Back in the early days of my pre-Corante blog, I wrote a piece about some other kinds of chemistry that might be used in living systems. There's now a wonderful one-stop review for all sorts of speculations on this topic, which incorporates everything I've ever thought of and plenty more. Steven Benner at the University of Florida, who my fellow Corantean Carl Zimmer has interviewed, and two co-workers (here's his research group) published "Is There a Common Chemical Model for Life in the Universe?" in Current Opinion in Chemical Biology late last year. (here's the abstract; I can't find the full text available yet on the Web.)

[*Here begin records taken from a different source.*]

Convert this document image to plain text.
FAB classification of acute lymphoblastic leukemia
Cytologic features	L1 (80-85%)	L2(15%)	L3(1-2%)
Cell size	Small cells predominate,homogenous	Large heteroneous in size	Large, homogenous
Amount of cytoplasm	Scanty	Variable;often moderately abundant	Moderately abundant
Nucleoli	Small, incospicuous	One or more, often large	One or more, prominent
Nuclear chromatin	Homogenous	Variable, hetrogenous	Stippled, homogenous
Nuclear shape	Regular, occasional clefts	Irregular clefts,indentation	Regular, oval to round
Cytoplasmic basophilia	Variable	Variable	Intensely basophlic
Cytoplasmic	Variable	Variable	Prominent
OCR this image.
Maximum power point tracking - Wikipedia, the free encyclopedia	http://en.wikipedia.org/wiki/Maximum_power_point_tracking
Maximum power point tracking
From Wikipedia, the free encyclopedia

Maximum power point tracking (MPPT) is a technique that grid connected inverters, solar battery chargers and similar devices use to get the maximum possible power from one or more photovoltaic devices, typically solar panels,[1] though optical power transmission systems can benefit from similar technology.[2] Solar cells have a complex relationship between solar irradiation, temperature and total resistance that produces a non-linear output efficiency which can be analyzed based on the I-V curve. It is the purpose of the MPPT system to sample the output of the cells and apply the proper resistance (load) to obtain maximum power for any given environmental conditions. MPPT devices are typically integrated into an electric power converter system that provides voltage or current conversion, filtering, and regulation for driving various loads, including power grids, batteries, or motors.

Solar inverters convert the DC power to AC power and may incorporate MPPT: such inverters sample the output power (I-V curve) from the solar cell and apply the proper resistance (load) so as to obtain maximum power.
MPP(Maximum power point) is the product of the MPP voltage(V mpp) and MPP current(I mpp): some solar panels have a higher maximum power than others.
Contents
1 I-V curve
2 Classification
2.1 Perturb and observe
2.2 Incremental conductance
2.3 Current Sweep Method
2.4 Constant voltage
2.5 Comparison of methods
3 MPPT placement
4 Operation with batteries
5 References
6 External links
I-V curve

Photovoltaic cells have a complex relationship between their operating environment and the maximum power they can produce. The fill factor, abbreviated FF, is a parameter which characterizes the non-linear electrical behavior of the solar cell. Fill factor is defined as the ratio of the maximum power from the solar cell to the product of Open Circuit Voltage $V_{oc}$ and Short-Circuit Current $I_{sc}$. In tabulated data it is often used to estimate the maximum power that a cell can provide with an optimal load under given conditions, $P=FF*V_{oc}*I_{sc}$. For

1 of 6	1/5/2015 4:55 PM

I can't say enough good things about this article. This is the sort of topic I've enjoyed thinking about for years, but there were still plenty of things in this review that had never occurred to me. Benner goes over the likely requirements for life as we know it, life as we'd probably recognize it, and life upon which we can barely speculate. As a chemist, he's particularly strong on discussions of the types of bonds that could best form the complex molecules that chemical-metabolism-based life needs. Energetic considerations - how much chemical bond energy is available, how soluble the materials are, how reactive they are at the various temperatures involved - are never far from his mind.
He devotes sections to ideas about living systems without chemical solvents (gas clouds, solid states) and the more familiar solvent-based chemistry. There's plenty of water out there in the universe - which is why bad movies about aliens coming to drain our oceans are so laughable - and it's natural enough that we should concentrate on water-based life. But there's plenty of ammonia out there, too, along with methane, sulfuric acid, and other potential solvents like the supercritical dihydrogen found in the lower layers of gas giant planets.
So, is all this stuff out there? Is life something that is just going to happen to susceptible chemical systems, given enough time? If so, which ones are susceptible? Benner's thoughts are, I think, best summed up by his take on Titan:
"Thus, as an environment, Titan certainly meets all of the stringent criteria outlined above for life. Titan is not at thermodynamic equilibrium. It has abundant carbon-containing molecules and heteroatoms. Titan's temperature is low enough to permit a wide range of bonding, covalent and non-covalent. Titan undoubtedly offers other resources believed to be useful for catalysts necessary for life, including metals and surfaces.
This makes inescapable the conclusion that if life is an intrinsic property of chemical reactivity, life should exist on Titan. Indeed, for life not to exist on Titan, we would have to argue that life is not an intrinsic property of the reactivity of carbon-containing molecules under conditions where they are stable. Rather, we would need to believe that either life is scarce in these conditions, or that there is something special, and better, about the environment that Earth presents (including its water)."
As for me, I can't wait to find out. I want Titan rovers, Jupiter and Saturn dirigibles, Venusian atmosphere sample return, instrument-laden miniature submarines melting down through the ice on Europa and Enceladus: the lot. How much of this will I ever get a chance to see in my lifetime? Current betting is running to "none of it, damn it", but things can change. Depends on how easily and cheaply we can get payloads up to (and out of) Earth orbit.